Let $f(x)$ be an unknown function defined on $[0,\infty)$ with $f(0)=0$ and $f(x)\le x^2$ for all $x$. For each $0\le t$, let $A_t$ be the area of the region bounded by $y=x^2$, $y=ax^2$ (where $1<a$) and $y=t^2$. Let $B_t$ be the area of the region bounded by $y=x^2$, $y=f(x)$ and $x=t$. See the image below:

a) Show that if $A_t=B_t$ for some time $t$, then:

[MATH]\int_0^{t^2}\sqrt{y}-\sqrt{\frac{y}{a}}\,dy=\int_0^t x^2-f(x)\,dx[/MATH]
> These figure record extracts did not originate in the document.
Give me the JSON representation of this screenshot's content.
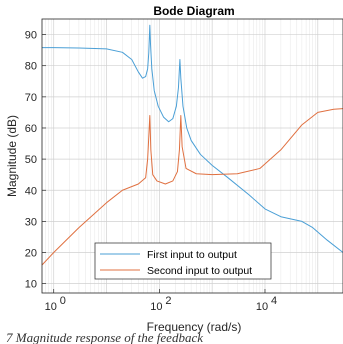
{
  "chart_data": {
    "type": "line",
    "title": "Bode Diagram",
    "xlabel": "Frequency  (rad/s)",
    "ylabel": "Magnitude (dB)",
    "xscale": "log",
    "xlim": [
      0.6,
      300000
    ],
    "ylim": [
      7,
      95
    ],
    "xticks": [
      1,
      100,
      10000
    ],
    "xtick_labels": [
      "10",
      "10",
      "10"
    ],
    "xtick_exponents": [
      "0",
      "2",
      "4"
    ],
    "yticks": [
      10,
      20,
      30,
      40,
      50,
      60,
      70,
      80,
      90
    ],
    "yticks_labels": [
      "10",
      "20",
      "30",
      "40",
      "50",
      "60",
      "70",
      "80",
      "90"
    ],
    "grid": true,
    "minor_grid": true,
    "legend_position": "bottom-center",
    "series": [
      {
        "name": "First input to output",
        "color": "#4a9fd6",
        "points": [
          [
            0.6,
            85.8
          ],
          [
            1,
            85.8
          ],
          [
            3,
            85.7
          ],
          [
            10,
            85.4
          ],
          [
            20,
            84.3
          ],
          [
            30,
            82
          ],
          [
            40,
            78
          ],
          [
            48,
            76
          ],
          [
            55,
            76.5
          ],
          [
            60,
            79
          ],
          [
            63,
            84
          ],
          [
            66,
            93
          ],
          [
            68,
            87
          ],
          [
            72,
            79
          ],
          [
            80,
            72
          ],
          [
            95,
            67
          ],
          [
            120,
            63.5
          ],
          [
            150,
            62
          ],
          [
            180,
            63
          ],
          [
            210,
            67
          ],
          [
            230,
            73
          ],
          [
            245,
            82
          ],
          [
            255,
            76
          ],
          [
            280,
            67
          ],
          [
            330,
            60
          ],
          [
            400,
            56
          ],
          [
            600,
            51.5
          ],
          [
            1000,
            48
          ],
          [
            2000,
            44
          ],
          [
            5000,
            38.5
          ],
          [
            10000,
            34
          ],
          [
            20000,
            31.5
          ],
          [
            50000,
            30
          ],
          [
            80000,
            28
          ],
          [
            150000,
            24
          ],
          [
            300000,
            20
          ]
        ]
      },
      {
        "name": "Second input to output",
        "color": "#e07040",
        "points": [
          [
            0.6,
            16
          ],
          [
            1,
            20
          ],
          [
            3,
            28
          ],
          [
            10,
            36
          ],
          [
            20,
            40
          ],
          [
            40,
            42
          ],
          [
            55,
            44
          ],
          [
            60,
            50
          ],
          [
            63,
            57
          ],
          [
            66,
            64
          ],
          [
            69,
            53
          ],
          [
            75,
            45
          ],
          [
            90,
            43
          ],
          [
            130,
            42
          ],
          [
            180,
            43
          ],
          [
            220,
            46
          ],
          [
            240,
            53
          ],
          [
            255,
            64
          ],
          [
            270,
            54
          ],
          [
            320,
            47
          ],
          [
            500,
            45.3
          ],
          [
            1000,
            45
          ],
          [
            3000,
            45.3
          ],
          [
            8000,
            47
          ],
          [
            20000,
            53
          ],
          [
            50000,
            61
          ],
          [
            100000,
            65
          ],
          [
            200000,
            66
          ],
          [
            300000,
            66.2
          ]
        ]
      }
    ],
    "caption": "7 Magnitude response of the feedback"
  }
}
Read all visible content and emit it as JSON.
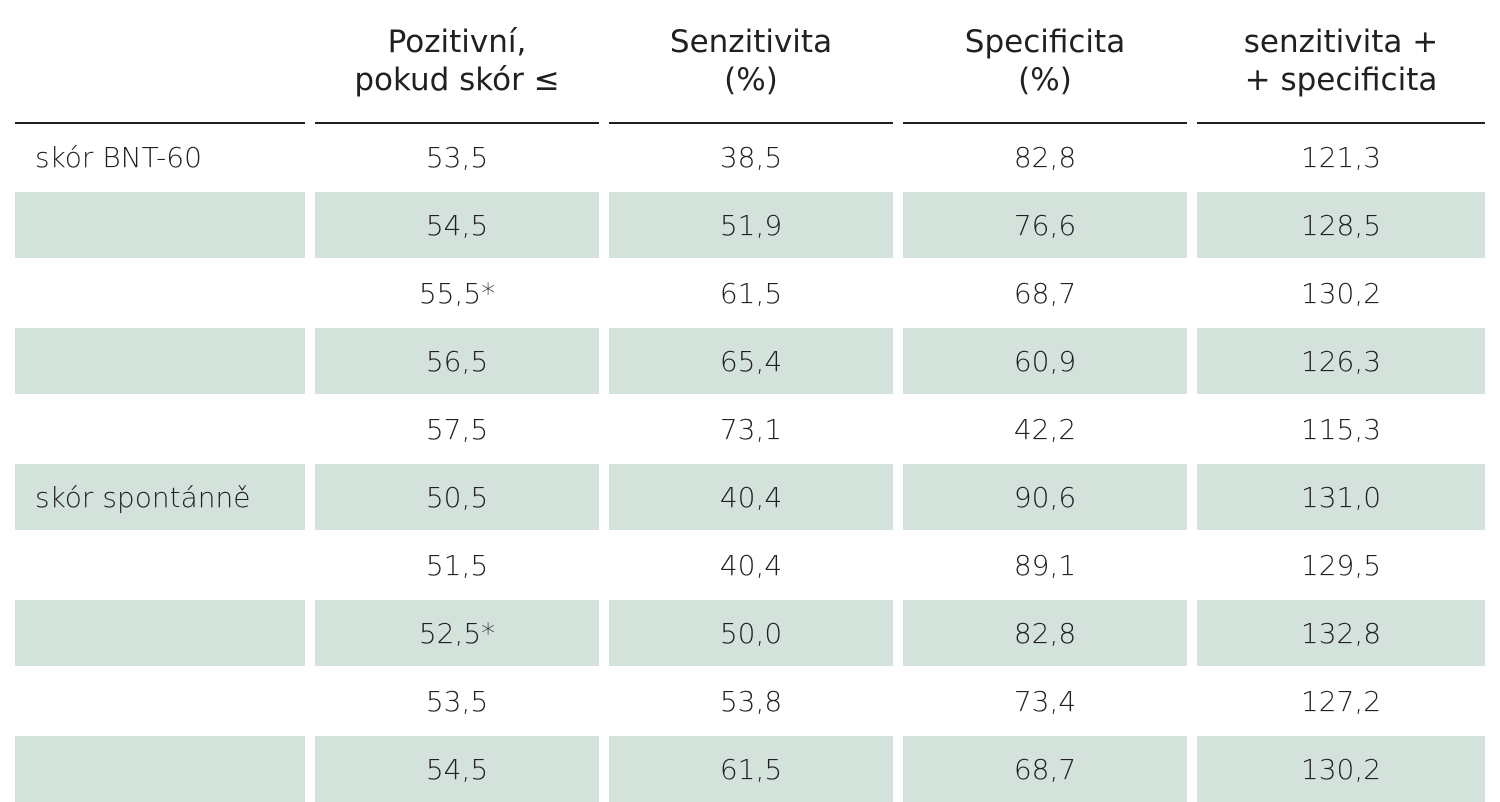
{
  "table": {
    "headers": [
      "",
      "Pozitivní,\npokud skór ≤",
      "Senzitivita\n(%)",
      "Specificita\n(%)",
      "senzitivita +\n+ specificita"
    ],
    "rows": [
      {
        "label": "skór BNT-60",
        "cutoff": "53,5",
        "sens": "38,5",
        "spec": "82,8",
        "sum": "121,3",
        "shaded": false
      },
      {
        "label": "",
        "cutoff": "54,5",
        "sens": "51,9",
        "spec": "76,6",
        "sum": "128,5",
        "shaded": true
      },
      {
        "label": "",
        "cutoff": "55,5*",
        "sens": "61,5",
        "spec": "68,7",
        "sum": "130,2",
        "shaded": false
      },
      {
        "label": "",
        "cutoff": "56,5",
        "sens": "65,4",
        "spec": "60,9",
        "sum": "126,3",
        "shaded": true
      },
      {
        "label": "",
        "cutoff": "57,5",
        "sens": "73,1",
        "spec": "42,2",
        "sum": "115,3",
        "shaded": false
      },
      {
        "label": "skór spontánně",
        "cutoff": "50,5",
        "sens": "40,4",
        "spec": "90,6",
        "sum": "131,0",
        "shaded": true
      },
      {
        "label": "",
        "cutoff": "51,5",
        "sens": "40,4",
        "spec": "89,1",
        "sum": "129,5",
        "shaded": false
      },
      {
        "label": "",
        "cutoff": "52,5*",
        "sens": "50,0",
        "spec": "82,8",
        "sum": "132,8",
        "shaded": true
      },
      {
        "label": "",
        "cutoff": "53,5",
        "sens": "53,8",
        "spec": "73,4",
        "sum": "127,2",
        "shaded": false
      },
      {
        "label": "",
        "cutoff": "54,5",
        "sens": "61,5",
        "spec": "68,7",
        "sum": "130,2",
        "shaded": true
      }
    ]
  }
}
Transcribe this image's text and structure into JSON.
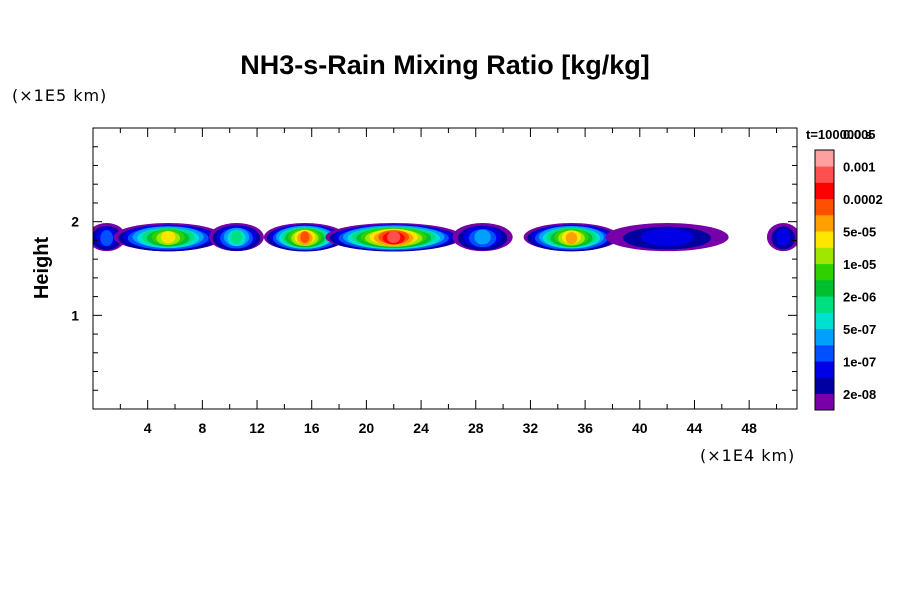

b) Suppose $A_t=B_t$ for all $0\le t$. Find $f(x)$.

c) What is the largest value that $a$ can have so that $0\le f(x)$ for all $x$?

a) We may take the $y$-coordinate of point $P$, and using the point on the curve $y=ax^2$ having the same $y$-coordinate, state:

[MATH]ax^2=t^2[/MATH]

Taking the positive root, we have:

[MATH]x=\frac{t}{\sqrt{a}}[/MATH]

And so integrating with respect to $y$, we have:

[MATH]A_t=\int_0^{t^2}\sqrt{y}-\sqrt{\frac{y}{a}}\,dy[/MATH]

Now, integrating with respect to $x$, we see we may state:

[MATH]B_t=\int_0^t x^2-f(x)\,dx[/MATH]

So, if $A_t=B_t$, then we may state:

[MATH]\int_0^{t^2}\sqrt{y}-\sqrt{\frac{y}{a}}\,dy=\int_0^t x^2-f(x)\,dx[/MATH]

Here's another slightly different approach:

If we add a horizontal strip to $A_t$, we find the area of this strip is:

[MATH]dA_t=\left(t-\frac{t}{\sqrt{a}} \right)\,dy[/MATH]

And adding a vertical strip to $B_t$, we find the area of this strip to be:

[MATH]dB_t=\left(x^2-f(x) \right)\,dx[/MATH]

We require these differentials to be the same, hence:

[MATH]\left(t-\frac{t}{\sqrt{a}} \right)\,dy=\left(x^2-f(x) \right)\,dx[/MATH]

On the left, we need to express $t$ as a function of $y$, and we know:

[MATH]y=t^2\,\therefore\,t=\sqrt{y}[/MATH]

and so we have:

[MATH]\left(\sqrt{y}-\sqrt{\frac{y}{a}} \right)\,dy=\left(x^2-f(x) \right)\,dx[/MATH]

Now is is a simple matter of adding all of the elements of the areas, to get:

[MATH]\int_0^{t^2}\sqrt{y}-\sqrt{\frac{y}{a}}\,dy=\int_0^t x^2-f(x)\,dx[/MATH]

b) Now, using the results of part a), differentiating with respect to $t$, we find:

[MATH]\frac{d}{dt}\int_0^{t^2}\sqrt{y}-\sqrt{\frac{y}{a}}\,dy=\frac{d}{dt}\int_0^t x^2-f(x)\,dx[/MATH]

[MATH]\left(t-\frac{t}{\sqrt{a}} \right)2t=t^2-f(t)[/MATH]

Solving for $f(t)$, we find:

[MATH]f(t)=\left(\frac{2-\sqrt{a}}{\sqrt{a}} \right)t^2[/MATH]

Hence:

[MATH]f(x)=\left(\frac{2-\sqrt{a}}{\sqrt{a}} \right)x^2[/MATH]

c) In order for $f(x)$ to be non-negative, we require the coefficient of $x^2$ to be non-negative:

[MATH]\frac{2-\sqrt{a}}{\sqrt{a}}\ge0[/MATH]

[MATH]2\ge\sqrt{a}[/MATH]

[MATH]4\ge a[/MATH]